At these higher clock speeds, the clock source is typically an analog circuit producing an analog signal that must interface with digital circuitry before a useful digital clock signal can be produced. The common-mode voltage carried by this analog signal presents additional potential for distortion that can also be carried through the system. Clock sources that oscillate at such high frequencies are typically designed to provide differential analog signals that oscillate in a narrow voltage range below the upper power supply rail, Vdd, and a high-impedance analog buffer is used to amplify this analog signal with sufficient swing for an input of a typical digital circuit. However, this amplified analog signal is also differential and it is carried by a common-mode DC voltage that is not centered between the upper and lower power supply rails, Vdd and VSS. Consequently, the typical amplification provided by the typical digital circuit over-amplifies the signal on one voltage swing and under-amplifies the signal on the opposite voltage swing. For example, where the digital circuit is an inverter, the inverter would over-amplify the signal's valleys and under-amplify the signal's peaks. The digital circuit therefore fails to recognize half of the input states presented at its digital input, and modules depending on this signal would not recognize the clock transitions and fail to advance at the correct times.

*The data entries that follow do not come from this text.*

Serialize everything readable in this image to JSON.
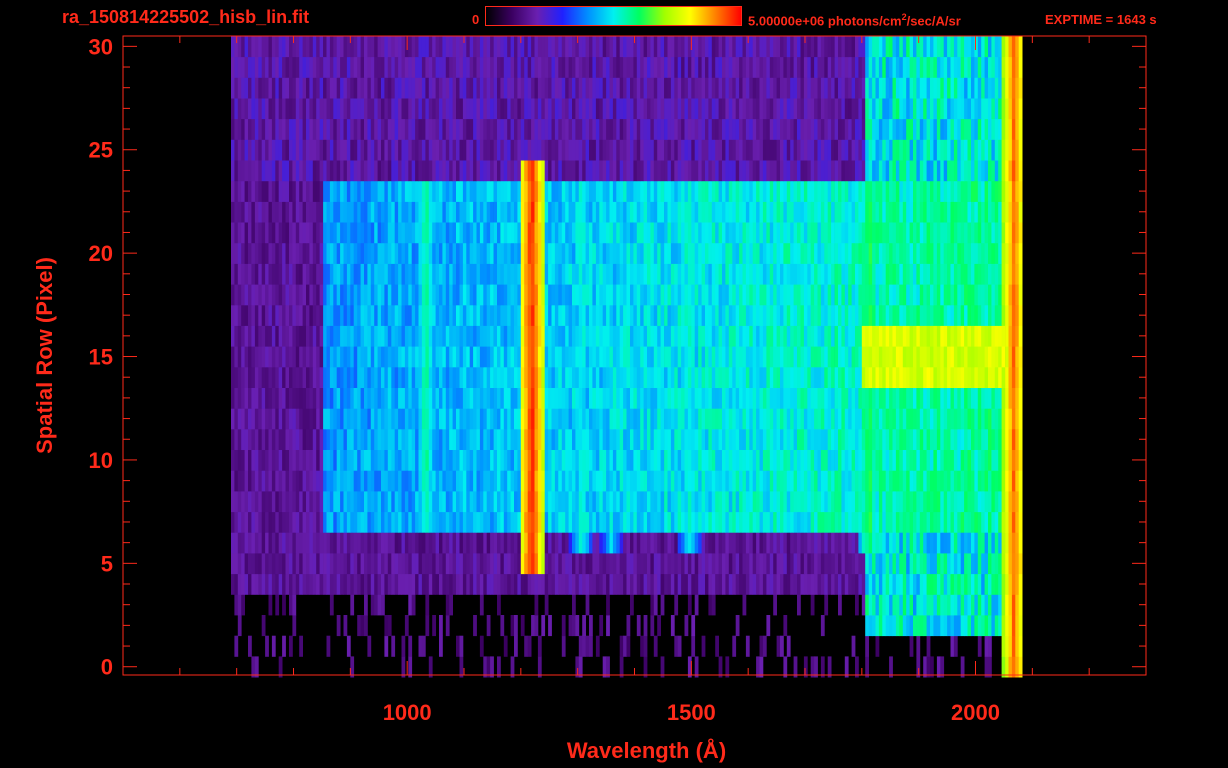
{
  "header": {
    "filename": "ra_150814225502_hisb_lin.fit",
    "colorbar_min": "0",
    "colorbar_max_prefix": "5.00000e+06 photons/cm",
    "colorbar_max_sup": "2",
    "colorbar_max_suffix": "/sec/A/sr",
    "exptime": "EXPTIME = 1643 s"
  },
  "colors": {
    "axis": "#ff2a1a",
    "background": "#000000",
    "colormap": [
      "#000000",
      "#3a0060",
      "#6a1fb0",
      "#2020ff",
      "#0090ff",
      "#00f0f0",
      "#00ff60",
      "#a0ff00",
      "#ffff00",
      "#ff8000",
      "#ff0000"
    ]
  },
  "chart_data": {
    "type": "heatmap",
    "xlabel": "Wavelength (Å)",
    "ylabel": "Spatial Row (Pixel)",
    "xlim": [
      500,
      2300
    ],
    "ylim": [
      -0.4,
      30.5
    ],
    "x_ticks": [
      1000,
      1500,
      2000
    ],
    "x_tick_labels": [
      "1000",
      "1500",
      "2000"
    ],
    "y_ticks": [
      0,
      5,
      10,
      15,
      20,
      25,
      30
    ],
    "y_tick_labels": [
      "0",
      "5",
      "10",
      "15",
      "20",
      "25",
      "30"
    ],
    "x_minor_step": 100,
    "y_minor_step": 1,
    "colorbar_range": [
      0,
      5000000
    ],
    "colorbar_unit": "photons/cm^2/sec/A/sr",
    "data_extent_x": [
      690,
      2080
    ],
    "rows": 31,
    "emission_features": [
      {
        "wavelength": 1216,
        "rows": [
          5,
          24
        ],
        "level": 0.95
      },
      {
        "wavelength": 1030,
        "rows": [
          7,
          23
        ],
        "level": 0.55
      },
      {
        "wavelength": 1304,
        "rows": [
          6,
          23
        ],
        "level": 0.5
      },
      {
        "wavelength": 1356,
        "rows": [
          6,
          23
        ],
        "level": 0.45
      },
      {
        "wavelength": 1495,
        "rows": [
          6,
          23
        ],
        "level": 0.5
      },
      {
        "wavelength": 1810,
        "rows": [
          6,
          23
        ],
        "level": 0.6
      },
      {
        "wavelength": 2065,
        "rows": [
          0,
          30
        ],
        "level": 0.9
      }
    ],
    "bright_band": {
      "rows": [
        14,
        16
      ],
      "x": [
        1800,
        2060
      ],
      "level": 0.72
    },
    "continuum_region": {
      "rows": [
        7,
        23
      ],
      "x": [
        850,
        2060
      ],
      "level": 0.35
    }
  }
}
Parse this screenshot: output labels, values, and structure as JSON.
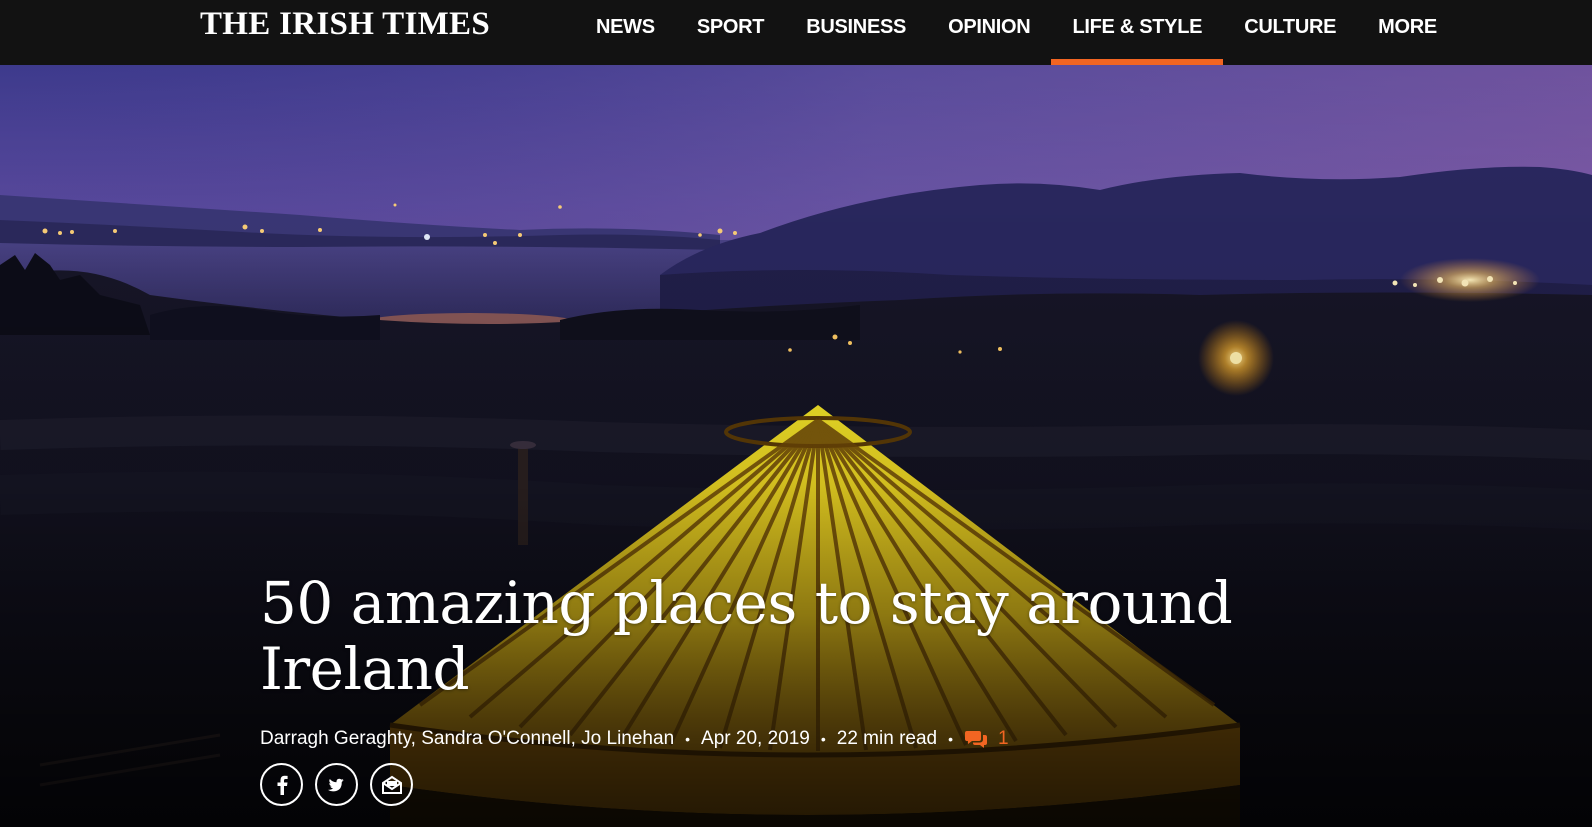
{
  "masthead": {
    "title": "THE IRISH TIMES"
  },
  "nav": {
    "items": [
      "NEWS",
      "SPORT",
      "BUSINESS",
      "OPINION",
      "LIFE & STYLE",
      "CULTURE",
      "MORE"
    ],
    "active": "LIFE & STYLE",
    "accent_color": "#f26522"
  },
  "article": {
    "headline": "50 amazing places to stay around Ireland",
    "authors": "Darragh Geraghty, Sandra O'Connell, Jo Linehan",
    "date": "Apr 20, 2019",
    "read_time": "22 min read",
    "comment_count": "1",
    "separator": "•"
  },
  "share": {
    "buttons": [
      "facebook-icon",
      "twitter-icon",
      "email-icon"
    ]
  }
}
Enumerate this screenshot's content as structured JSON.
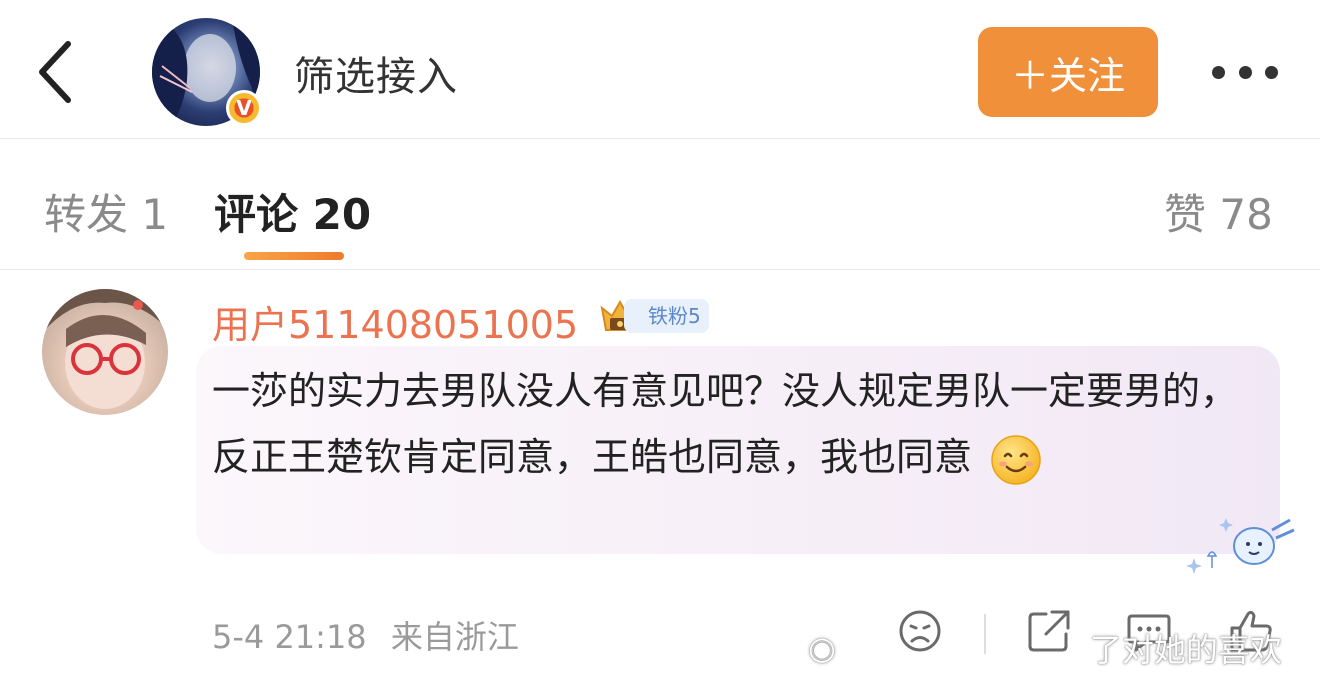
{
  "header": {
    "back_icon": "chevron-left-icon",
    "account_name": "筛选接入",
    "verified_badge": "V",
    "follow_label": "＋关注",
    "more_icon": "more-horizontal-icon"
  },
  "tabs": {
    "repost": "转发 1",
    "comment": "评论 20",
    "like": "赞 78"
  },
  "comment": {
    "username": "用户5114080510​05",
    "fan_badge": "铁粉5",
    "text": "一莎的实力去男队没人有意见吧？没人规定男队一定要男的，反正王楚钦肯定同意，王皓也同意，我也同意",
    "emoji_icon": "smile-icon",
    "time": "5-4 21:18",
    "location": "来自浙江",
    "actions": [
      "dislike-icon",
      "share-icon",
      "comment-icon",
      "like-icon"
    ]
  },
  "watermark": {
    "text": "了对她的喜欢"
  },
  "colors": {
    "accent": "#f1903a",
    "username": "#eb7350",
    "bubble": "#f6eef7"
  }
}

In situations where jitter is combined with this common-mode voltage problem, this distortion can adversely impact even less-sensitive circuits. These situations can arise when the clock signal swing is barely within an acceptable range relative to supply rails, and then clock jitter is introduced to the clock signal. In such situations, the clock-driven modules can improperly interpret clock transitions in the clock signal. In other instances and operating conditions, clock jitter can have the effect of momentarily negating the swing in the clock signal. Under theses scenarios, the intended clock transitions would not be recognized and therefore not cause the clock-drive modules to advance their respective logic states.
Various approaches have been used to manage these conditions and eliminate this concern. A typical approach, for example, has involved use of a conventional R-C (resistor-capacitor) filter and an operational amplifier. The clock signal passes through the R-C filter to provide a level-averaged signal to the operational amplifier. The operational amplifier then compares this level-averaged signal against a reference voltage. The operational amplifier is configured with a feedback circuit to adjust the common-mode voltage. While this type of approach is acceptable for many applications, many other applications must address ongoing demands for decreased circuit size and decreased component-count.
Another approach is to use circuitry that is specially designed to compensate for otherwise intolerable swing levels in the clock signal. With the above-discussed digital inverter example, this approach would involve adjusting the size of the inverter to compensate for the high common-mode voltage provided at the output of the analog buffer. However, because this size adjustment is particular to one operating environment (as defined, e.g., by processing, voltage and temperature operation specifications), this approach will work only for that particular environment.
Accordingly, an approach that addresses the aforementioned problems, as well as other related problems, is desirable.